For estimating the error caused by Quantization applied in Domain I (explained in §3.2.3) in the 3D cases, we additionally applied Quantization to the transient term of Domain S in our implementation of FDP=H-matrices. It also gave a measurable acceleration of the computation related to the memory access in our numerical experiments while the asymptotic size scaling of the cost is unchanged for that case. The error due to Quantization in the 2D Domain S will be the upper bounds for that in the 3D Domain I, because the absolute value of the 2D-specific transient term is comparable to that of the kernel in Domain F while the 3D kernel takes much smaller value in Domain I than in Domain F.

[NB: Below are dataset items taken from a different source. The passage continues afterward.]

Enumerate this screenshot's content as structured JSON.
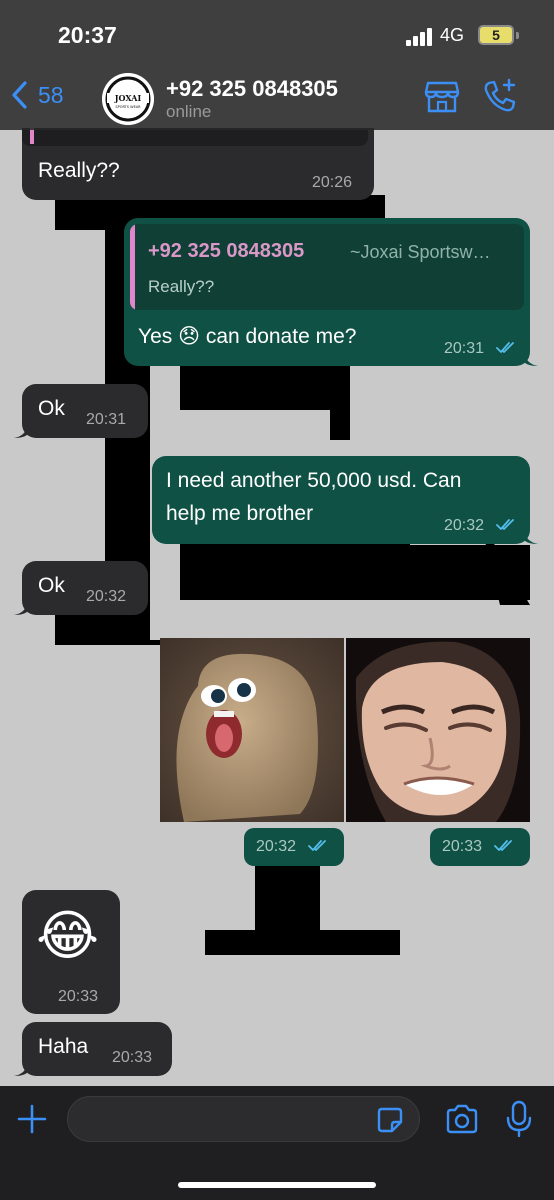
{
  "status_bar": {
    "time": "20:37",
    "network": "4G",
    "battery": "5"
  },
  "header": {
    "back_count": "58",
    "contact_name": "+92 325 0848305",
    "contact_status": "online",
    "avatar_text": "JOXAI",
    "avatar_subtext": "SPORTS WEAR"
  },
  "messages": [
    {
      "direction": "in",
      "text": "Really??",
      "time": "20:26"
    },
    {
      "direction": "out",
      "quote": {
        "name": "+92 325 0848305",
        "business": "~Joxai Sportsw…",
        "text": "Really??"
      },
      "text": "Yes 😞 can donate me?",
      "time": "20:31",
      "status": "read"
    },
    {
      "direction": "in",
      "text": "Ok",
      "time": "20:31"
    },
    {
      "direction": "out",
      "text": "I need another 50,000 usd. Can help me brother",
      "line1": "I need another 50,000 usd. Can",
      "line2": "help me brother",
      "time": "20:32",
      "status": "read"
    },
    {
      "direction": "in",
      "text": "Ok",
      "time": "20:32"
    },
    {
      "direction": "out",
      "type": "image",
      "image": "potato-face-photo",
      "time": "20:32",
      "status": "read"
    },
    {
      "direction": "out",
      "type": "image",
      "image": "man-squinting-photo",
      "time": "20:33",
      "status": "read"
    },
    {
      "direction": "in",
      "text": "😂",
      "time": "20:33"
    },
    {
      "direction": "in",
      "text": "Haha",
      "time": "20:33"
    }
  ],
  "colors": {
    "accent": "#3b8ff5",
    "incoming_bubble": "#2b2b2d",
    "outgoing_bubble": "#0f5144",
    "quote_author": "#d998c8",
    "read_ticks": "#53bdeb",
    "wallpaper": "#c9c9c9"
  }
}
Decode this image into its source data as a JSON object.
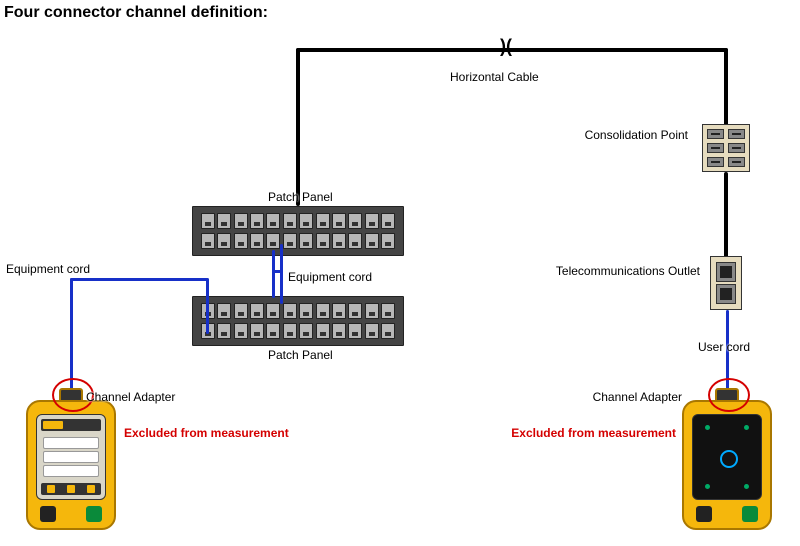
{
  "title": "Four connector channel definition:",
  "labels": {
    "horizontal_cable": "Horizontal Cable",
    "consolidation_point": "Consolidation Point",
    "telecom_outlet": "Telecommunications Outlet",
    "patch_panel_top": "Patch Panel",
    "patch_panel_bottom": "Patch Panel",
    "equipment_cord_left": "Equipment cord",
    "equipment_cord_mid": "Equipment cord",
    "user_cord": "User cord",
    "channel_adapter_left": "Channel Adapter",
    "channel_adapter_right": "Channel Adapter",
    "excluded_left": "Excluded from measurement",
    "excluded_right": "Excluded from measurement"
  },
  "colors": {
    "cable_backbone": "#000000",
    "cable_patch": "#1730c8",
    "excluded": "#d40000",
    "tester_body": "#f5b70c"
  },
  "components": {
    "patch_panels": 2,
    "patch_panel_ports_per_row": 12,
    "patch_panel_rows": 2,
    "consolidation_point_jacks": 6,
    "telecom_outlet_jacks": 2,
    "testers": [
      "main",
      "remote"
    ]
  }
}
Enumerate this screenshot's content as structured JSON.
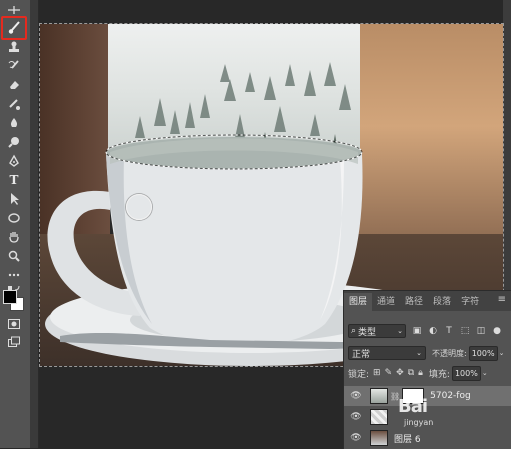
{
  "toolbar": {
    "tools": [
      "move-icon",
      "brush-icon",
      "stamp-icon",
      "history-brush-icon",
      "eraser-icon",
      "gradient-icon",
      "blur-icon",
      "dodge-icon",
      "pen-icon",
      "type-icon",
      "path-selection-icon",
      "ellipse-icon",
      "hand-icon",
      "zoom-icon",
      "more-icons",
      "swap-colors-icon",
      "quick-mask-icon",
      "screen-mode-icon"
    ],
    "type_tool_label": "T",
    "selected_tool": "brush-icon",
    "highlight_color": "#e52a1f",
    "foreground_color": "#000000",
    "background_color": "#ffffff"
  },
  "layers_panel": {
    "tabs": [
      "图层",
      "通道",
      "路径",
      "段落",
      "字符"
    ],
    "active_tab": "图层",
    "filter_label": "类型",
    "blend_mode": "正常",
    "opacity_label": "不透明度:",
    "opacity_value": "100%",
    "lock_label": "锁定:",
    "fill_label": "填充:",
    "fill_value": "100%",
    "layers": [
      {
        "name": "5702-fog",
        "visible": true,
        "selected": true,
        "has_mask": true
      },
      {
        "name": "",
        "visible": true,
        "selected": false,
        "has_mask": false
      },
      {
        "name": "图层 6",
        "visible": true,
        "selected": false,
        "has_mask": false
      }
    ]
  },
  "watermark": {
    "text": "Bai",
    "sub": "jingyan"
  }
}
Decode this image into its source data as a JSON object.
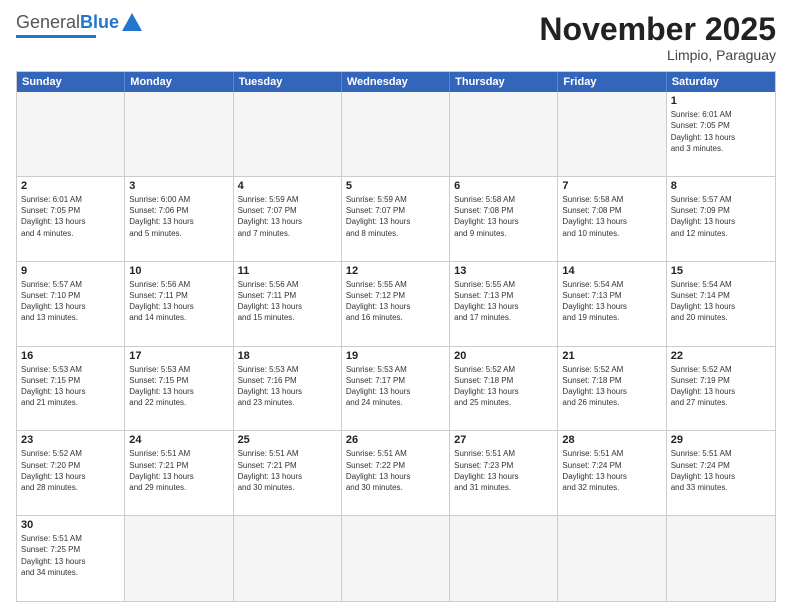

H.2 $\Delta t^{+}_{j}$ Dependence

Here, we investigate the dependence of the accuracy and cost on tuning parameter $\Delta t^{+}_{j}$ (abbreviated to $\Delta t^{+}$ below) for handling the errors due to the spatiotemporal separation specifically arising in the 2D problems.

Fig. 2 (top left) shows the accuracy of the solution with several additional widths of Domain F. The error is shown to be suppressed below $1\%$ except for the case of adding $5\beta\Delta x$ to $\Delta t^{+}$ .

The error causes related to $\Delta t^{+}$ comprise the variable separation in Domain S and the approximation of the normalized waveform. Among them, the approximation error related to the normalized waveform seems not relevant, since the observed error is not proportional to the duration of Domain F unlike its analytic evaluation given in Eq. (36). Most errors would then be ascribed to the variable separation of the Domain S kernel. Consistently, we also observe the accuracy improvement following the width increase in the parameter range where the added width is larger than $5\beta\Delta x$ . Such an error reduction is also an expected property for the factorized kernel of the FDPM.

Fig. 2 (top right) shows the computation time per time step with various $\Delta t^{+}$ values. It indicates that the associated cost variation is within a factor, and the $\mathcal{O}(N\log N/N_{*})$ cost scaling is maintained. The computation seems to become slightly faster when we impose moderately large $\Delta t^{+}$ , probably due to the difference by factors between the computational complexities for the transient term in Domain S and for Domain F. We note that the taken computation time increases as $\Delta t^{+}$ grew when $\Delta t^{+}$ was of 100 $\Delta t$ or larger (excessively large values yet possibly required in the case of the temporally first rank, not plotted).

As above, as far as we set the additional width at not excessively large values, the error in the normalized waveform can be irrelevant. Good convergence of the variable separation for such a case of a narrow Domain F would owe to the above-mentioned TCA.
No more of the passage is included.